L’Union européenne de Radio-Télévision (UER) a officialisé la présence d’Israël lors de l’Eurovision 2026, prévu en mai prochain. De quoi pousser l’Espagne, les Pays-Bas, l’Irlande et la Slovénie, puis l’Islande, à boycotter l’événement en soutien au peuple palestinien, victime d’un génocide. Le ministre des Affaires étrangères, Jean-Noël Barrot, qui a du en parler a Emmanuel Macron, a préféré se féliciter « que la France ait contribué à empêcher un boycott d’Israël ».

L’organisme, appuyé par un grand nombre de pays participants, a décidé d’officialiser la présence d’Israël lors de l’édition 2026, rejetant les demandes de vote de plusieurs pays participants.

Lors de l’assemblée générale, tenue jeudi 4 décembre, à Genève, « une large majorité » des diffuseurs a « convenu de ne pas organiser un vote sur la participation » de Tel-Aviv. Des modifications du règlement ont néanmoins été annoncées, pour « renforcer la confiance, la transparence et la neutralité de l’événement ». Le président israélien, Isaac Herzog, s’est dit « satisfait » de cette décision, lui qui considère que son pays « mérite d’être représenté sur toutes les scènes du monde ».

L’UER et plusieurs de ses membres continuent de soutenir une présence israélienne lors de l’événement musical. En signe de protestation, quatre pays – l’Espagne, les Pays-Bas, l’Irlande et la Slovénie – ont annoncé, via leurs diffuseurs respectifs, leur retrait de l’édition 2026, prévue à Vienne, du 12 au 16 mai prochain.

La télévision publique islandaise RUV est devenu le cinquième diffuseur à se retirer.
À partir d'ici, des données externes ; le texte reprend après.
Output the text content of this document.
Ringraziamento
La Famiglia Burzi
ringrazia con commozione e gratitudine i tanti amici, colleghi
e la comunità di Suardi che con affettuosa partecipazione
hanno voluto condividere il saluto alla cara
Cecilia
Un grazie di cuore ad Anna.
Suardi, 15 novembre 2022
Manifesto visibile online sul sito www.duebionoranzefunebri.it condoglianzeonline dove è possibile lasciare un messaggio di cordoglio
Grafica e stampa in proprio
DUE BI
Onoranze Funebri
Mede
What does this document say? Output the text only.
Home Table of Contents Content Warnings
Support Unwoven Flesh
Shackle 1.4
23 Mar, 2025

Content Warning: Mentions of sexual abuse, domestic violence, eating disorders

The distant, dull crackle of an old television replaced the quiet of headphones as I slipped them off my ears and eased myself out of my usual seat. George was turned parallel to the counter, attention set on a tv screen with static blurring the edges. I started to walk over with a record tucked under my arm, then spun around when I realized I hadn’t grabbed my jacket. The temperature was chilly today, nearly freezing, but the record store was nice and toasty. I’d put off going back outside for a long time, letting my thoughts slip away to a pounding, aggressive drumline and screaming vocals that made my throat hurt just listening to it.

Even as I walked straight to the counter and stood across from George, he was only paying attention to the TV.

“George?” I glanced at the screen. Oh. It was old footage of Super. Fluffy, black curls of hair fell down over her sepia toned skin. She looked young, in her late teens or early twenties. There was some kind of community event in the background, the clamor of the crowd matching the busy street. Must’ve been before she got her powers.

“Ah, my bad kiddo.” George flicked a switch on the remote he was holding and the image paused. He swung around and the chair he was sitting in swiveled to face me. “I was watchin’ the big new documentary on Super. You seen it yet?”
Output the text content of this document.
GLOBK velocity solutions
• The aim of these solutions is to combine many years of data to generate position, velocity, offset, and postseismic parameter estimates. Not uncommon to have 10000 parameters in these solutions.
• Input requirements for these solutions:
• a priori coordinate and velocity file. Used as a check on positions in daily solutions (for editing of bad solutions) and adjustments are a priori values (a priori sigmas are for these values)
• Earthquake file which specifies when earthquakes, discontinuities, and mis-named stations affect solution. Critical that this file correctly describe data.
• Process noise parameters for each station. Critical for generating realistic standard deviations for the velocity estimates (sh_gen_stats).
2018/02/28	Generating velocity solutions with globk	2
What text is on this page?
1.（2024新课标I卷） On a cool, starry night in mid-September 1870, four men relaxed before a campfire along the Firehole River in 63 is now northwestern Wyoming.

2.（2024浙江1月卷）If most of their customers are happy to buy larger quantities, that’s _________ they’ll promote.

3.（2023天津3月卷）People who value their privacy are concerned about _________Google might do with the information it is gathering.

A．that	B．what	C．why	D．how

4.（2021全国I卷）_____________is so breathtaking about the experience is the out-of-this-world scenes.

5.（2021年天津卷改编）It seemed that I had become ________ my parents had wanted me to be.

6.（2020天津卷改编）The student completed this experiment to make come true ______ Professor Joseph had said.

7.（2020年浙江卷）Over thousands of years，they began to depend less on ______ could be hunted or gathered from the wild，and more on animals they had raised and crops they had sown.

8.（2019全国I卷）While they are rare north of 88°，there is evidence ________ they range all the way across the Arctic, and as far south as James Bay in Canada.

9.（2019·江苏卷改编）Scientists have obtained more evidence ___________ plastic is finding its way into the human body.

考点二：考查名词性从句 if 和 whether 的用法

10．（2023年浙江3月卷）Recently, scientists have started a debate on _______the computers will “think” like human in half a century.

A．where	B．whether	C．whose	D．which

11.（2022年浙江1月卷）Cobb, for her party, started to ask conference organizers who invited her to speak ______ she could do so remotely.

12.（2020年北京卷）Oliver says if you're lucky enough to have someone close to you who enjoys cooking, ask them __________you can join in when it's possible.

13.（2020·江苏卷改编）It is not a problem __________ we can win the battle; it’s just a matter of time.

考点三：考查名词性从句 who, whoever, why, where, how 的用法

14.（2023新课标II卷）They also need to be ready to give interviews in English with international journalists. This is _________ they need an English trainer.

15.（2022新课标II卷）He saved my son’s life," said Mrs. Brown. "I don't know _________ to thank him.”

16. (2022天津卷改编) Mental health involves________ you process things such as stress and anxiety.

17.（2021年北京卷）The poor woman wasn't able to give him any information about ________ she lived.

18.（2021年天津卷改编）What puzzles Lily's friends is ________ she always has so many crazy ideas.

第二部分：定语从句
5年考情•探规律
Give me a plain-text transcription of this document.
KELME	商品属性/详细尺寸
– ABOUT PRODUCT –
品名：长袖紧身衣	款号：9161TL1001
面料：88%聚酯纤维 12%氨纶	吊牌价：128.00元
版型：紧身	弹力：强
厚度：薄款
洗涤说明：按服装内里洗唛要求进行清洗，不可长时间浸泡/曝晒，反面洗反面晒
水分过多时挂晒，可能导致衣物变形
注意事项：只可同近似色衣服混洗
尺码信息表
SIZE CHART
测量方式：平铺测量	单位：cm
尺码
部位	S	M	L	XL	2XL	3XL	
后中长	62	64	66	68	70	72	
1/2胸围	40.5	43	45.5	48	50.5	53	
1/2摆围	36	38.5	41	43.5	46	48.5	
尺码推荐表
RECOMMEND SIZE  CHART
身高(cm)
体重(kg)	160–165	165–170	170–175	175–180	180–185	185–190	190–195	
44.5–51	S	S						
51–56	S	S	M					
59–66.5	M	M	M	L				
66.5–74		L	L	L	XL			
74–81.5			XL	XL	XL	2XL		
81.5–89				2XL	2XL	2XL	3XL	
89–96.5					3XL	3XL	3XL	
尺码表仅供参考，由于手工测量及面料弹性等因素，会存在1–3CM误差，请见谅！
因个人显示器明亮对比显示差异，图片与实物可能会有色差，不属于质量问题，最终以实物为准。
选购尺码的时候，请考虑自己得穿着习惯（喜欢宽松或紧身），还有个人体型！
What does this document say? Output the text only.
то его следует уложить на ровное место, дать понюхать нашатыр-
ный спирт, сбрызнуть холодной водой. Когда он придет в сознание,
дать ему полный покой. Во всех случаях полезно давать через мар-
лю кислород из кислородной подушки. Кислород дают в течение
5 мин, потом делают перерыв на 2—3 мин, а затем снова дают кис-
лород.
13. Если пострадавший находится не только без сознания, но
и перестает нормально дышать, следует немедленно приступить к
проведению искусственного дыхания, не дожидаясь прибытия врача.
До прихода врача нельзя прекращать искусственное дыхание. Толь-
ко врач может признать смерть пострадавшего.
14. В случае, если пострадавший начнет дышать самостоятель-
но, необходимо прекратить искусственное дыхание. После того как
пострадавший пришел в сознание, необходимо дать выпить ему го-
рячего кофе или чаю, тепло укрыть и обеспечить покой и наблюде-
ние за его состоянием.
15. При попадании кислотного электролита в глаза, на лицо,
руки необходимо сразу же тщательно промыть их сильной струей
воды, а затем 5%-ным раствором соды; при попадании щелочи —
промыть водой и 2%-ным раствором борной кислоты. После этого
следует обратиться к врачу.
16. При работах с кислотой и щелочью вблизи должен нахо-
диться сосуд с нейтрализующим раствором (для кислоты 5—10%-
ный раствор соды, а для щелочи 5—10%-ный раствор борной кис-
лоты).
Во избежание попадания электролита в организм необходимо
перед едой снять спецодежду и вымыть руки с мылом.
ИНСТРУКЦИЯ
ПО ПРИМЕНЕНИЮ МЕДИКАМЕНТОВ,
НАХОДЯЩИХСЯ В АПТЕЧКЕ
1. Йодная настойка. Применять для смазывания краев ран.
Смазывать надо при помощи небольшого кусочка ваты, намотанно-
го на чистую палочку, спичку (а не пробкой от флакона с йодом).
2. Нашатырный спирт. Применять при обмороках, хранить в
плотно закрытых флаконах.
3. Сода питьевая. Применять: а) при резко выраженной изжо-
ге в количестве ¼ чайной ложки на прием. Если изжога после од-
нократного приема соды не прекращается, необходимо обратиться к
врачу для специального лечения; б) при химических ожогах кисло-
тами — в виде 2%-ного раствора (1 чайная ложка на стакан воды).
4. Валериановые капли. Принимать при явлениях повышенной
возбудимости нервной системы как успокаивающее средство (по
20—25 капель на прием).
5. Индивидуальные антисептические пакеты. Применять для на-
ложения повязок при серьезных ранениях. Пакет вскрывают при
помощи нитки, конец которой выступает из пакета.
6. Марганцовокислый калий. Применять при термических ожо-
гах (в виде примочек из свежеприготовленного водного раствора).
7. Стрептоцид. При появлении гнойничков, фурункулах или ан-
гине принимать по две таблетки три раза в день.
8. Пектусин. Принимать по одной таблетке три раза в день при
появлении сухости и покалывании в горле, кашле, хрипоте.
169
Des départs signifiants, symboliquement comme économiquement : l’Espagne est l’un des « cinq grands » financeurs de l’Eurovision (avec la France, l’Allemagne, le Royaume-Uni et l’Italie), l’Irlande a remporté sept fois le concours et les Pays-Bas cinq fois.

D’autres, comme la RTP au Portugal, ont d’ores et déjà officialisé leur présence, satisfaits de la « modification du règlement ». Pareil pour le diffuseur allemand SWR via sa maison mère, le groupe audiovisuel public ARD, et le groupe audiovisuel public autrichien ORF, qui se sont félicités de cette annonce. Les diffuseurs finlandais, danois, suédois et norvégien ont fait de même.

« Israël fait partie de l’Eurovision tout comme l’Allemagne fait partie de l’Europe », a tenté de justifier le ministre allemand de la Culture, Wolfram Weimer, au journal Bild. L’approbation des nouvelles mesures par les diffuseurs « démontre l’engagement commun de nos membres à protéger la transparence et la confiance dans le Concours Eurovision de la Chanson, le plus grand événement musical live au monde », a de son côté estimé Delphine Ernotte Cunci, la présidente de l’UER et de France Télévisions.

La présence de la France a été officialisée dans la matinée du vendredi 5 décembre. Le ministre des Affaires étrangères, Jean-Noël Barrot, est même allé jusqu’à se féliciter « que l’Eurovision n’ait pas cédé aux pressions, et que la France ait contribué à empêcher un boycott d’Israël dans cette enceinte ».